Hans Kelsen (1881-1973) escreveu a obra “A Paz Pelo Direito” no ano de 1944, época em que a Segunda Guerra Mundial estava em seus momentos finais e que o mundo estava fortemente abalado pelas desgraças causadas por ela, além de sofrer a carência de um diálogo entre os Estados que não resultasse em disputas de soberania, mortes e destruição.    
             O título “A Paz Pelo Direito” deixa claro que o objetivo do autor ao escrever a obra é o alcance da paz internacional através do direito. Kelsen propõe a estrutura da norma jurídica internacional no pós Segunda Guerra Mundial. A ideia principal do autor quanto à nova ordem jurídica a ser criada é o alcance da almejada paz, fundamentada em uma organização que regule as relações entre os Estados, sendo possível através da existência de um direito internacional.

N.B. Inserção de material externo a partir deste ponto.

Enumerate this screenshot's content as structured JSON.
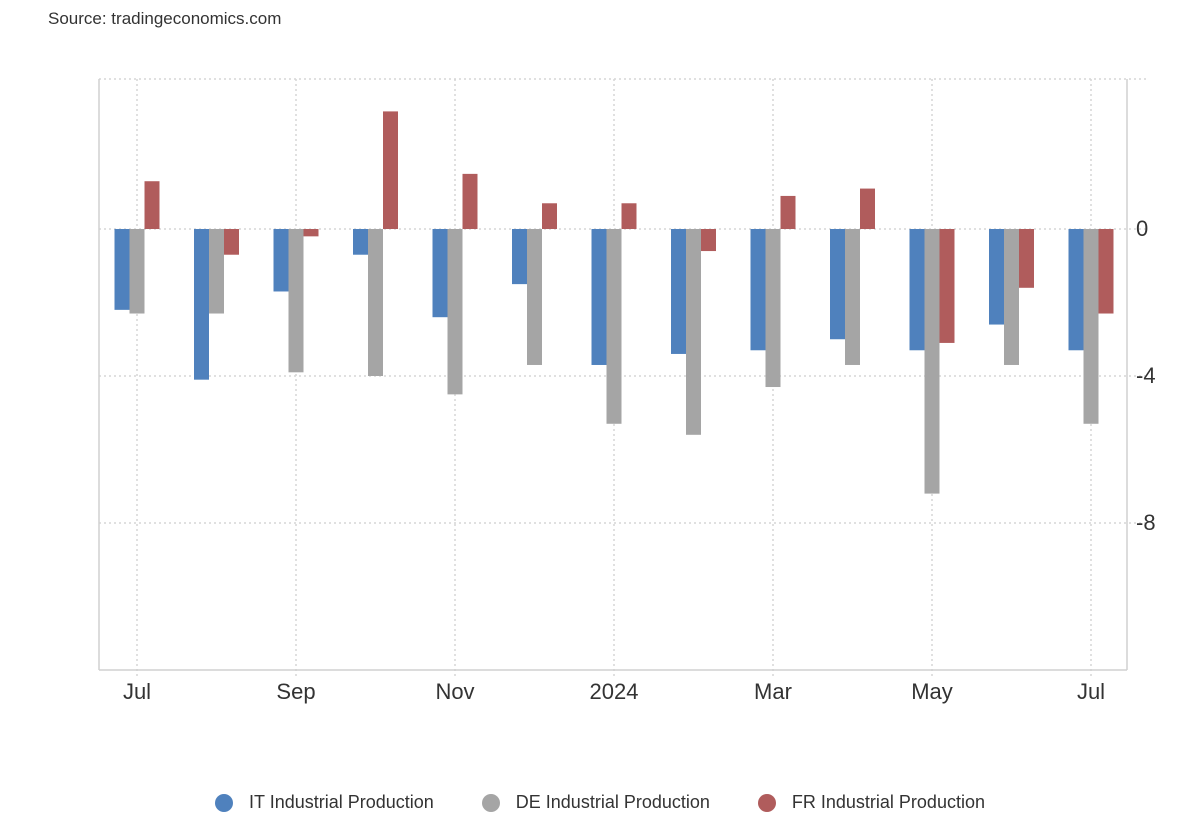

             Necessária para este processo, Kelsen sugere a criação de um Estado mundial (KELSEN, 2011, p.4). Em contrapartida, aparece como problema a essa proposta o fato de que ao se tornar membro de um Estado mundial, os Estados teriam que abrir mão completamente da sua independência (KELSEN, 2011, p.9), ocorreria limitação do direito de autodeterminação (KELSEN, 2011, p.10), além das diferenças culturais que, a princípio, são bem difíceis de serem equalizadas (KELSEN, 2011, p.11). Ademais, essa união dos Estados foge do princípio jusnaturalista da formação do Estado Nacional, tendo em vista que este se formou através do domínio forçado e contradiz com a finalidade da paz mundial no plano internacional (KELSEN, 2011, p.8). Portanto, tal organização deve ser limitada a determinado grau de centralização. Dentre esses contratempos, o autor ainda encontra dificuldade na questão do judiciário internacional, onde não existe uma autoridade reconhecida geral e competente para resolver os conflitos internacionais, ou seja, responder com imparcialidade (KELSEN, 2011, p.12).
             Diante desse cenário, Kelsen chega a sua proposta principal baseada na união internacional de Estados através de tratados internacionais (KELSEN, 2011, p.12) com o maior número de Estados possível, abrangendo tanto os vencidos quanto os derrotados, estes após desarmados e controlados militarmente e politicamente pelas Nações Unidas. Assim, com a finalidade de criar um tribunal internacional composto de jurisdição compulsória e, ainda, obrigando seus membros a renunciar à guerra e às retaliações como meio de solução de conflitos.
             Em caso de conflitos entre os Estados, estes podem ser levados ao tribunal para ser apresentado a uma comissão de conciliação que tem como objetivo evitar guerras utilizando o argumento que não existem questões que caibam apenas a uma jurisdição interna de um Estado. Essa questão da conciliação também só poderá funcionar quando os Estados signatários do organismo internacional, mesmo tendo todos uma certa “igualdade soberana”, que é consequência da igualdade dos Estados, estiverem “submetidos” às normas da organização internacional, a qual cria responsabilidade aos Estados através de um conjunto de normas e também de sanções (KELSEN, 2011, p.30-31-32).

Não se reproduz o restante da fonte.